Some observations can be made from this study relating to responsibility for WW I and its tragic consequences:

  1. Germany, which was forced to accept responsibility for WW I as part of the Treaty of Versailles terms, was the one country that tried to obtain peace in January of 1917 and was recognized by the Allies as the source of “peace propaganda”. Also, as an ally of Turkey, Germany was not able to offer any part of the Ottoman Empire to attract support. [Turkey was dismissive of all proposals for a Jewish Palestine; the response to a German approach in 1918 was a promise of legislation through which: “all justifiable wishes of the Jews in Palestine would be able to meet their fulfilment.”]
  2.  While Jewish financial power and the Zionist agenda were attractive to WW I belligerents, the responsibility for those with the power to make use of them was not attributable to the Jewish community. Zionist leadership demonstrated callous disregard for the fate of the Armenians and Greeks being slaughtered by Turkey when they waylaid the American delegation sent to work for a peace with Turkey — an effort presumably designed to stop the ongoing Armenian genocide.
  3.  The overthrow of the Czar in March of 1917 and the Jewish contributions to the Russian Revolution were significant factors for the subsequent Jewish financial support of the Allies.

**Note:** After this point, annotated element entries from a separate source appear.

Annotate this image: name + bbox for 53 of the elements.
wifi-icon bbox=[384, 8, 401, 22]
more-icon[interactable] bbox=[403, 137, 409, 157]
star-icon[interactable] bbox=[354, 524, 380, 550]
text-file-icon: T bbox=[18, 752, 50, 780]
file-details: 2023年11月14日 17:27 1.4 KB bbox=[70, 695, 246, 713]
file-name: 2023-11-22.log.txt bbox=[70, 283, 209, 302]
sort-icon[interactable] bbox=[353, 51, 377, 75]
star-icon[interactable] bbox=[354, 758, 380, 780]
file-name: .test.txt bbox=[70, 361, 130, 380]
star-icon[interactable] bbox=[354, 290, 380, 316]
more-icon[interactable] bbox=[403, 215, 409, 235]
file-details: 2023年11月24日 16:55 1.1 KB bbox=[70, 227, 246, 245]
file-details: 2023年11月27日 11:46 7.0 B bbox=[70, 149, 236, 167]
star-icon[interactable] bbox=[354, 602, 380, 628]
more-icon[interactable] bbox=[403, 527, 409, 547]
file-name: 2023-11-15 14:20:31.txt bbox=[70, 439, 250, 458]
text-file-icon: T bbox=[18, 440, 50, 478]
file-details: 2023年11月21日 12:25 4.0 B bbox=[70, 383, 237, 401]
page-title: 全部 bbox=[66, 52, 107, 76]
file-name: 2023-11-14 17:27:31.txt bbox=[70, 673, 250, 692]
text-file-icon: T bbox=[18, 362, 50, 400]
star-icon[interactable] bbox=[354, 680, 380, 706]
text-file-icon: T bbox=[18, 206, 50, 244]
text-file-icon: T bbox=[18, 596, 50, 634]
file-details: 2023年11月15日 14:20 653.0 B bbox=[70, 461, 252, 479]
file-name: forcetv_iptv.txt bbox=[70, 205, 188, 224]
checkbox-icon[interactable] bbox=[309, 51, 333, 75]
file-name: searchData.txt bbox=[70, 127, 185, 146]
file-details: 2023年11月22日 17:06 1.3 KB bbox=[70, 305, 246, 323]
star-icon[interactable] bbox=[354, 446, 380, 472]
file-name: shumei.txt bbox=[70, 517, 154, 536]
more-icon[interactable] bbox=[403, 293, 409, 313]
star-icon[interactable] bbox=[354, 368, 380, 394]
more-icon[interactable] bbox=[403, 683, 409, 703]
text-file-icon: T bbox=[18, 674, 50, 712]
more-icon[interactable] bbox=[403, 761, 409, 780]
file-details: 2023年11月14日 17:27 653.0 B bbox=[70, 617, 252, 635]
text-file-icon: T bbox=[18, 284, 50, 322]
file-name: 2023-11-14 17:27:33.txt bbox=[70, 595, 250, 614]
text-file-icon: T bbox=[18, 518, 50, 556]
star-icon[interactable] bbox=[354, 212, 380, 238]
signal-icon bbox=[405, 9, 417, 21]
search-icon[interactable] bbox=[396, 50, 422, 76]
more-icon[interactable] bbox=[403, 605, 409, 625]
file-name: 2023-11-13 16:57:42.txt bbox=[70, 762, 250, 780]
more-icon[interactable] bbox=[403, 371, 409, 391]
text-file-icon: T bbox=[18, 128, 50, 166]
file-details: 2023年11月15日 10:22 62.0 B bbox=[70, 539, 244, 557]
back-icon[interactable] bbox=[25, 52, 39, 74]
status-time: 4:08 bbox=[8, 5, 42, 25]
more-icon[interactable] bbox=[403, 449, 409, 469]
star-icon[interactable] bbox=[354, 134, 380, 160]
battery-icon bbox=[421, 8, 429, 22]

  4. The involvement of Justice Brandeis in drafting the Balfour Declaration (as well as the British Mandate for Palestine) along with early Congressional support indicate an American responsibility for the resulting deprivation of Palestinian self-determination that is rarely acknowledged.
  5.  The various promises and assurances that Palestinian rights would be respected — from Chaim Weizmann [140], from the Balfour Declaration, from the UN General Assembly Resolution of 1947 recommending the partition of Palestine, and from dozens of “legally-binding” UN resolutions and conventions– have all proven to be worthless in protecting Palestinian human or civil rights.

To conclude with Robert John’s (and Benjamin Freedman’s) observations: “We should not allow ourselves to be made pawns in the games of others.”